In 1987, Shriver produced the first ever primetime program on the Special Olympics World Games, for ABC. That same year, he produced (with Jimmy and Vicki Iovine) the first of nine A Very Special Christmas records. These projects have raised more than $100 million to support Special Olympics organizations around the world.

In 1999, one of the Very Special Christmas artists, Bono, asked Shriver to help him with the Jubilee 2000 campaign. The idea was to cancel the debt of the world’s poorest nations by building political support with a petition drive. In 2000, Congressman John Kasich led the floor fight to turn the $60 million allocated for African debt relief to $435 million.
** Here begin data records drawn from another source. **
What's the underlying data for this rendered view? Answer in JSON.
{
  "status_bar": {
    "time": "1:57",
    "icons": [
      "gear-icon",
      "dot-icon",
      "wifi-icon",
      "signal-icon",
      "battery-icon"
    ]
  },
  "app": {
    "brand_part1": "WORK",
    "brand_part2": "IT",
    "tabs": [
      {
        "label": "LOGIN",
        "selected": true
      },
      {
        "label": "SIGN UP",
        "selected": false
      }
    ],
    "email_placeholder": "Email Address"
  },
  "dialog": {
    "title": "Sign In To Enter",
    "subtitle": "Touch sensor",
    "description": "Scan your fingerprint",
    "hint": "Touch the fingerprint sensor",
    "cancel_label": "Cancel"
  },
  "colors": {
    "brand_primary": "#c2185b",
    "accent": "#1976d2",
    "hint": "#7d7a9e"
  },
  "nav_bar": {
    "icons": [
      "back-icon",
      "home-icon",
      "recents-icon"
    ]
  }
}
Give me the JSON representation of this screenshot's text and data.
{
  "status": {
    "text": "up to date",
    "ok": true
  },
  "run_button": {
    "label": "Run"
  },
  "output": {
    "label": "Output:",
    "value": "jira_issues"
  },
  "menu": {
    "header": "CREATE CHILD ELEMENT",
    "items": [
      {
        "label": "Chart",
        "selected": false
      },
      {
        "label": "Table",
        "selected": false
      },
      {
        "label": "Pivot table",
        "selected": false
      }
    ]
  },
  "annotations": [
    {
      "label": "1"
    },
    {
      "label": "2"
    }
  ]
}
In 2002, President George W. Bush proposed $15 billion in the President’s Emergency Plan for AIDS Relief (PEPFAR).

The debt-relief successes in Washington enabled Bono and Shriver to found DATA (Debt, AIDS, Trade, Africa) in 2002. In 2004, they formed the ONE Campaign to build grassroots support for DATA’s lobbying goals. In 2008 DATA combined with ONE. This unified team continues to build on its grass-roots movement of 2.4 million Americans calling for the U.S. and all G8 governments to help Africans fight AIDS and extreme poverty.

In 2006, Bono and Shriver founded PRODUCT (RED) to fight the Africa AIDS epidemic with two other powerful forces—producers of world-class consumer goods and world-class shoppers. Each time someone buys a (PRODUCT) RED product, up to 50% of the gross profit goes to The Global Fund, which—like PEPFAR—provides AIDS medicine funding to African countries based on proven results.

In 2004 Shriver ran and was elected to the Santa Monica City Council by the highest percentage of voters in that city’s 120-year history. Re-elected in 2008 by a larger number of voters, he continues his work to reduce homelessness in the city and across Los Angeles County, with special emphasis on housing homeless veterans. He also led the campaign to clean up Santa Monica Bay.

He lives in Santa Monica, California, with his wife Malissa Feruzzi and daughters Natasha and Rosemary.